Definition und Bedeutung

Eine Vertriebspipeline verfolgt, wie ein neuer Lead durch den Vertriebsprozess geführt wird – vom Erstkontakt bis hin zur Verlängerung und zum Upselling. Tatsächlich ist laut Forbes „die Pipeline das Lebenselixier des Vertriebserfolgs“.

Eine robuste Vertriebspipeline bietet einen klaren Überblick über die Performance des Vertriebsteams. Sie sorgt für mehr Transparenz im Vertriebsprozess und gibt Vertriebsleitern datengestützte Einblicke in die Leadgenerierung, Konversionsraten und die Wirksamkeit des Qualifizierungsprozesses. Dadurch können Sie Umsätze genauer prognostizieren, Vertriebszyklen verkürzen und Umsätze schneller realisieren.
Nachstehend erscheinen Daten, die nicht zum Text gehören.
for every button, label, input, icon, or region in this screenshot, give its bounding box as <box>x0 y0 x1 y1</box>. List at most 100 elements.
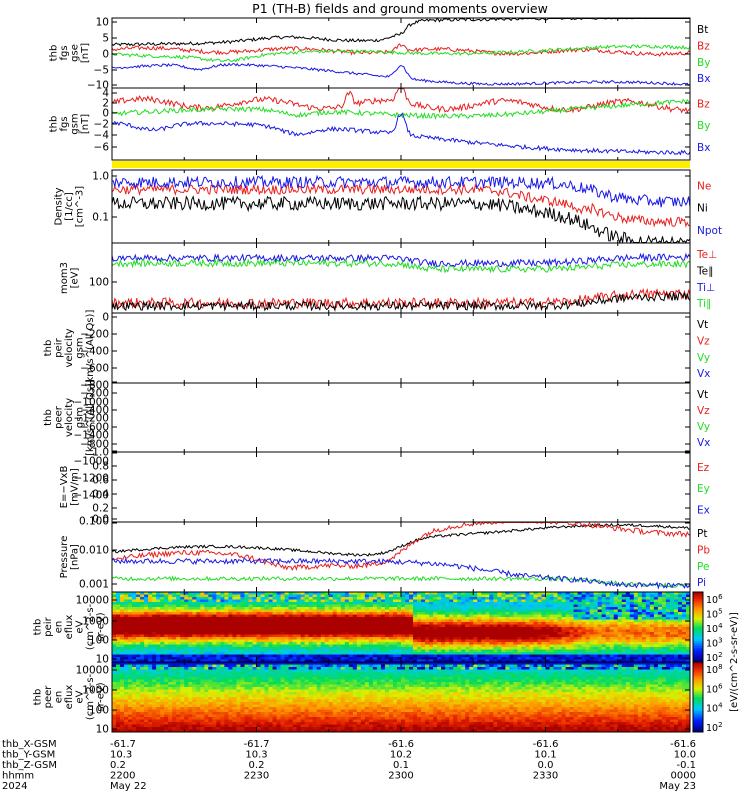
spec-cell <box>429 614 434 618</box>
spec-cell <box>641 617 647 620</box>
spec-cell <box>212 689 217 693</box>
spec-cell <box>140 652 145 655</box>
spec-cell <box>128 669 133 673</box>
spec-cell <box>228 607 233 610</box>
spec-cell <box>621 654 627 658</box>
spec-cell <box>112 712 117 715</box>
spec-cell <box>188 614 193 618</box>
spec-cell <box>392 597 398 600</box>
spec-cell <box>156 722 161 725</box>
spec-cell <box>557 619 562 623</box>
spec-cell <box>296 654 302 658</box>
spec-cell <box>124 619 129 623</box>
spec-cell <box>192 632 197 635</box>
spec-cell <box>256 644 261 648</box>
spec-cell <box>192 709 197 713</box>
spec-cell <box>248 642 253 645</box>
spec-cell <box>336 652 342 655</box>
spec-cell <box>629 639 635 643</box>
spec-cell <box>160 644 165 648</box>
spec-cell <box>148 729 153 733</box>
spec-cell <box>316 632 322 635</box>
spec-cell <box>176 637 181 640</box>
spec-cell <box>248 619 253 623</box>
spec-cell <box>244 594 249 598</box>
spec-cell <box>509 629 514 633</box>
spec-cell <box>617 642 623 645</box>
spec-cell <box>537 622 542 625</box>
spec-cell <box>124 642 129 645</box>
spec-cell <box>112 617 117 620</box>
spec-cell <box>597 649 603 653</box>
spec-cell <box>128 699 133 703</box>
spec-cell <box>549 602 554 605</box>
spec-cell <box>284 644 290 648</box>
spec-cell <box>140 679 145 683</box>
spec-cell <box>152 627 157 630</box>
spec-cell <box>188 712 193 715</box>
spec-cell <box>597 604 603 608</box>
spec-cell <box>224 694 229 698</box>
spec-cell <box>392 632 398 635</box>
spec-cell <box>340 592 346 595</box>
spec-cell <box>304 617 310 620</box>
spec-cell <box>473 607 478 610</box>
spec-cell <box>328 644 334 648</box>
spec-cell <box>164 687 169 690</box>
spec-cell <box>661 617 667 620</box>
spec-cell <box>316 607 322 610</box>
spec-cell <box>136 692 141 695</box>
spec-cell <box>497 599 502 603</box>
spec-cell <box>465 644 470 648</box>
spec-cell <box>208 687 213 690</box>
spec-cell <box>200 714 205 718</box>
spec-cell <box>144 612 149 615</box>
spec-cell <box>136 609 141 613</box>
spec-cell <box>140 622 145 625</box>
spec-cell <box>296 629 302 633</box>
spec-cell <box>425 632 430 635</box>
spec-cell <box>216 637 221 640</box>
spec-cell <box>220 702 225 705</box>
spec-cell <box>236 717 241 720</box>
spec-cell <box>144 679 149 683</box>
spec-cell <box>168 722 173 725</box>
spec-cell <box>240 609 245 613</box>
spec-cell <box>449 659 454 663</box>
spec-cell <box>292 644 298 648</box>
spec-cell <box>208 604 213 608</box>
spec-cell <box>164 689 169 693</box>
spec-cell <box>384 642 390 645</box>
spec-cell <box>300 597 306 600</box>
spec-cell <box>196 597 201 600</box>
spec-cell <box>284 649 290 653</box>
spec-cell <box>212 682 217 685</box>
spec-cell <box>312 617 318 620</box>
spec-cell <box>220 717 225 720</box>
spec-cell <box>148 724 153 728</box>
spec-cell <box>685 594 691 598</box>
spec-cell <box>457 639 462 643</box>
spec-cell <box>356 654 362 658</box>
spec-cell <box>633 659 639 663</box>
spec-cell <box>216 629 221 633</box>
spec-cell <box>152 694 157 698</box>
spec-cell <box>401 632 406 635</box>
spec-cell <box>585 622 591 625</box>
spec-cell <box>196 614 201 618</box>
spec-cell <box>605 607 611 610</box>
spec-cell <box>124 719 129 723</box>
spec-cell <box>176 687 181 690</box>
spec-cell <box>445 644 450 648</box>
spec-cell <box>533 632 538 635</box>
spec-cell <box>589 652 595 655</box>
spec-cell <box>597 659 603 663</box>
spec-cell <box>280 592 285 595</box>
spec-cell <box>192 674 197 678</box>
spec-cell <box>493 619 498 623</box>
spec-cell <box>505 594 510 598</box>
spec-cell <box>413 622 418 625</box>
spec-cell <box>617 602 623 605</box>
spec-cell <box>485 622 490 625</box>
spec-cell <box>621 649 627 653</box>
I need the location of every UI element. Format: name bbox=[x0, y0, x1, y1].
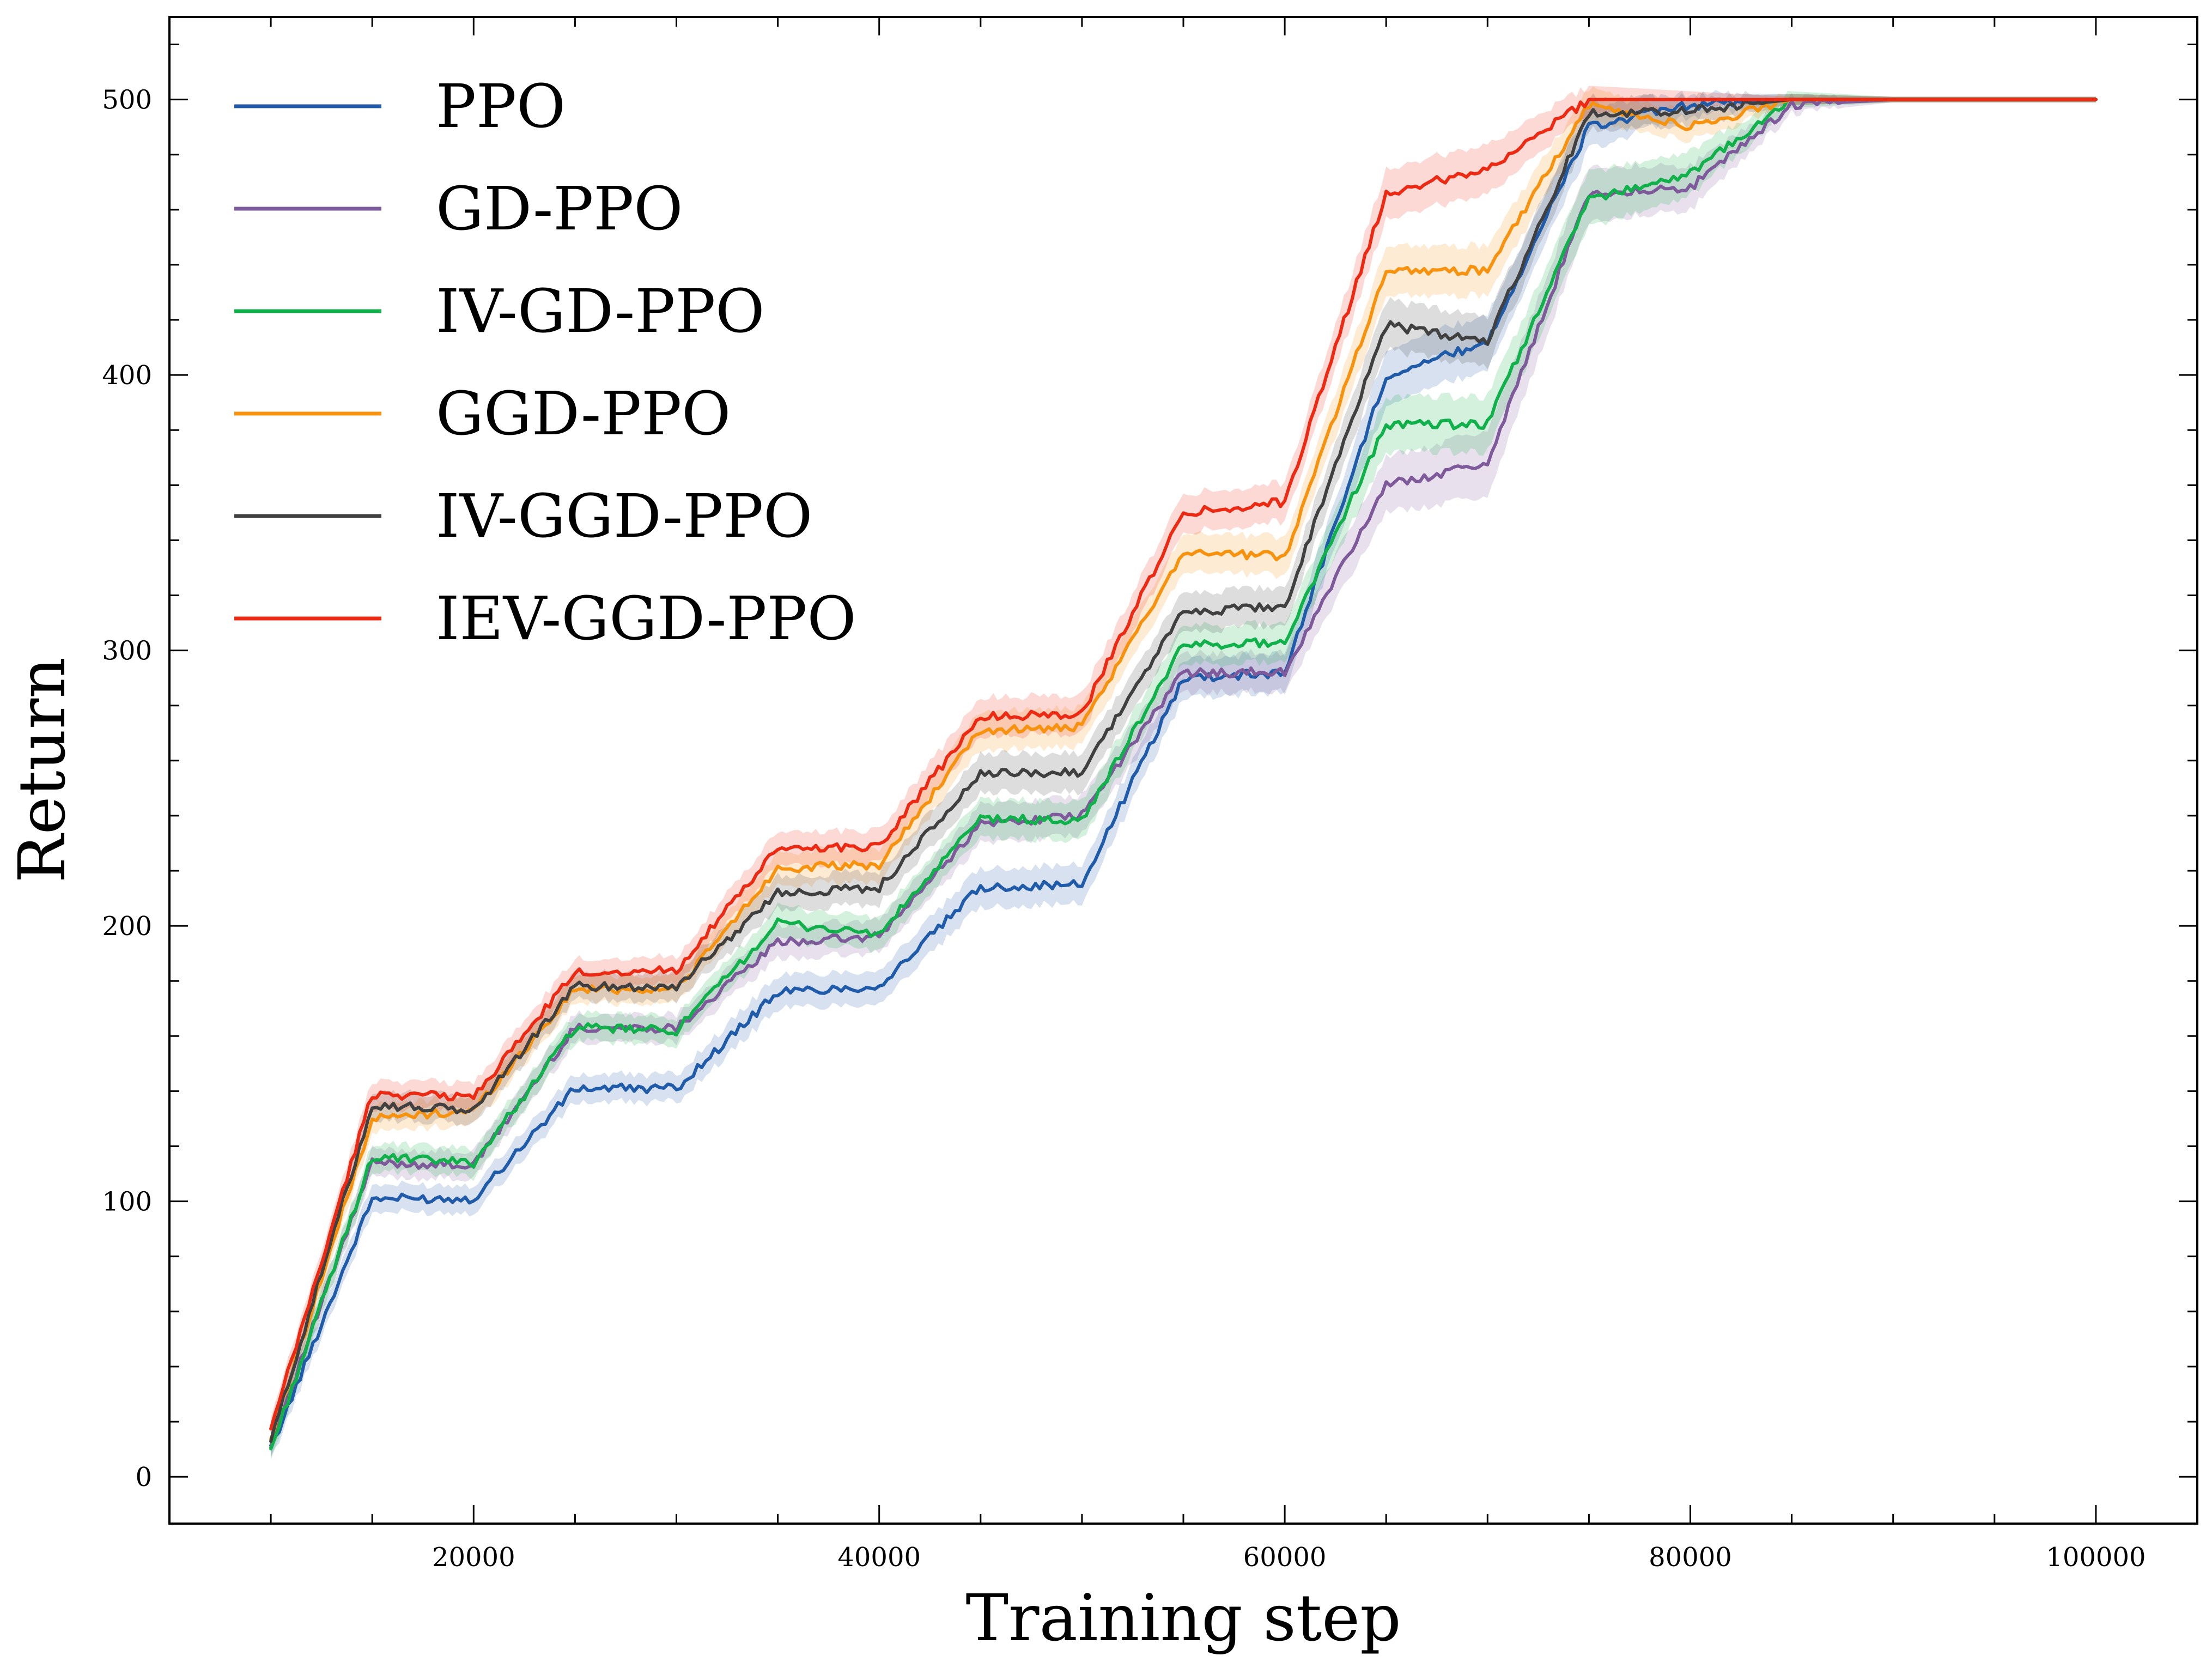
series-line-iev-ggd-ppo bbox=[269, 98, 2098, 1431]
legend: PPO GD-PPO IV-GD-PPO GGD-PPO IV-GGD-PPO IEV-G… bbox=[234, 71, 856, 653]
legend-label: IV-GGD-PPO bbox=[436, 481, 812, 551]
plot-frame bbox=[168, 16, 2198, 1525]
series-lines bbox=[269, 98, 2098, 1451]
x-tick-label: 100000 bbox=[2046, 1542, 2146, 1573]
y-tick-label: 500 bbox=[102, 85, 152, 116]
x-tick-label: 20000 bbox=[432, 1542, 515, 1573]
y-tick-label: 0 bbox=[135, 1462, 152, 1493]
axis-ticks bbox=[169, 17, 2197, 1524]
legend-label: PPO bbox=[436, 71, 566, 141]
x-tick-label: 80000 bbox=[1649, 1542, 1732, 1573]
y-tick-label: 200 bbox=[102, 911, 152, 942]
x-tick-label: 40000 bbox=[837, 1542, 921, 1573]
y-tick-label: 300 bbox=[102, 636, 152, 666]
y-axis-label: Return bbox=[4, 657, 80, 883]
y-tick-label: 100 bbox=[102, 1187, 152, 1217]
legend-label: IV-GD-PPO bbox=[436, 276, 764, 346]
legend-label: GGD-PPO bbox=[436, 379, 731, 448]
x-tick-label: 60000 bbox=[1243, 1542, 1327, 1573]
legend-label: GD-PPO bbox=[436, 174, 683, 244]
y-tick-label: 400 bbox=[102, 360, 152, 391]
x-axis-label: Training step bbox=[965, 1580, 1401, 1655]
legend-label: IEV-GGD-PPO bbox=[436, 584, 856, 653]
tick-labels: 20000 40000 60000 80000 100000 0 100 200 300 400 5… bbox=[102, 85, 2146, 1573]
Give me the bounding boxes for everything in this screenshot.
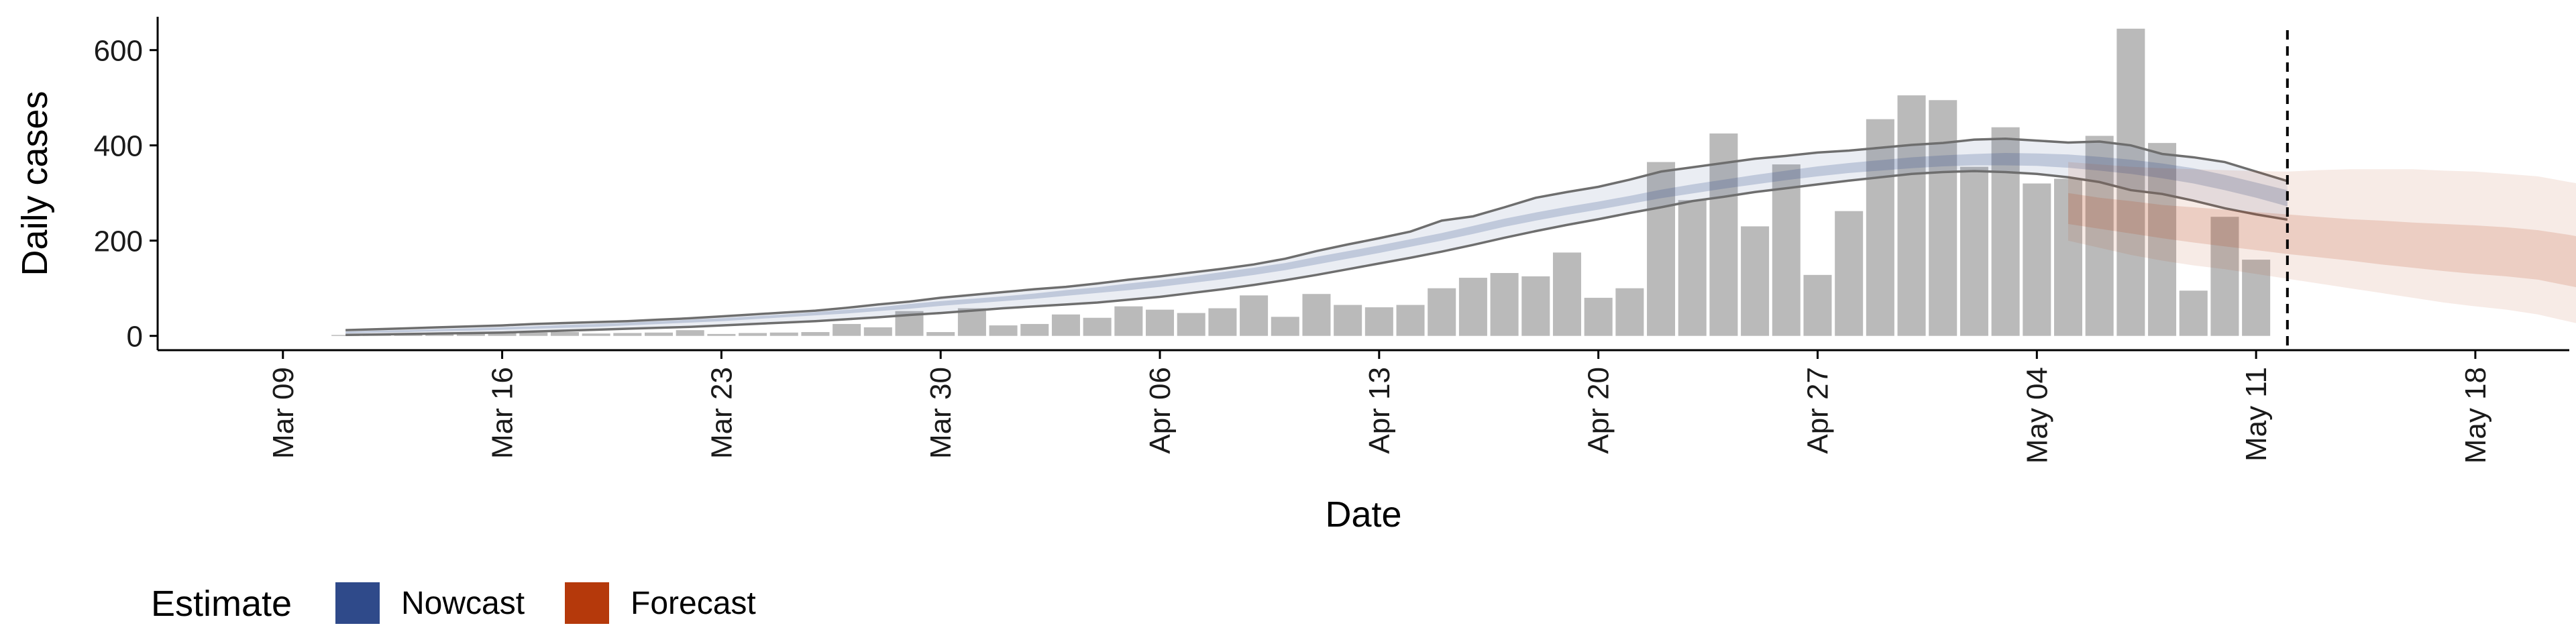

Die wichtigsten Phasen einer Vertriebspipeline

Auch wenn sich die Phasen der Vertriebspipeline je nach Geschäftsmodell oder spezifischen Anforderungen unterscheiden können, folgen sie in der Regel diesen Grundstufen:

  • Leadgenerierung: In dieser Phase suchen Vertriebler aktiv nach potenziellen Leads bzw. gewinnt das Marketing ideale Kunden durch verschiedene Kampagnen und Maßnahmen, wie Webinare, herunterladbare Leitfäden oder kostenlose Events.
  • Qualifizierung: Hier entscheidet der Vertrieb, ob der Lead grundsätzlich für die Lösung geeignet ist und ob eine Kaufbereitschaft besteht. Ist das aktuell nicht der Fall, wandert der Lead in einen Nurture-Prozess, der informativ und aktivierend wirken soll, bis der Lead bereit ist zu kaufen. 
  • Bedarfsermittlung: Die sogenannte Discovery-Phase beginnt, wenn ein Lead Interesse am SaaS-Produkt signalisiert. In dieser Phase analysiert der Vertrieb die Herausforderungen des Leads, um die Anforderungen genau zu verstehen und Ansätze zur Lösung zu skizzieren. Verkäufer sollten hier nicht direkt „verkaufen“, sondern das Problem möglichst umfassend erfassen.
  • Demo: Mit klarem Verständnis für die Bedürfnisse des Leads folgt die Demo-Phase. In dieser Phase demonstrieren Vertriebsmitarbeiter, wie die SaaS-Lösung das Problem des Leads löst. Oft sind hier mehrere Stakeholder auf Kundenseite beteiligt, um alle Anwendungsfälle zu prüfen. 
  • Angebotserstellung: Nachdem sich Kunde und Vertrieb grundsätzlich geeinigt haben, versendet der Vertrieb ein Angebot mit Vertragsbedingungen, Preisen (im Verhältnis zum ROI kalkuliert) sowie der geplanten Vertragslaufzeit. Ein wichtiger Vorteil von Angebots-Software ist, dass sie diesen Prozess beschleunigen kann.
  • Verhandlung: In dieser Phase klärt das SaaS-Startup offene Fragen und Einwände zum Angebot, einigt sich auf einen finalen Preis und definiert die Servicekonditionen zur Zufriedenheit beider Parteien. 
  • Abschluss: Sobald die Konditionen allen Beteiligten zusagen, wird der Vertrag unterzeichnet – und das Vertriebsteam übergibt das Kundenkonto an den Customer Success-Bereich.
  • Verlängerung: Diese Phase wird oft nicht offiziell zum Vertrieb gezählt, aber aufgrund des SaaS-Geschäftsmodells sind regelmäßige Vertragsverlängerungen essenziell für eine gesunde Pipeline und einen hohen Customer Lifetime Value. Mit einem herausragenden Kundenerlebnis fördern Sie rechtzeitige Verlängerungen, steigern Upselling-Chancen und minimieren die Abwanderung von Kunden.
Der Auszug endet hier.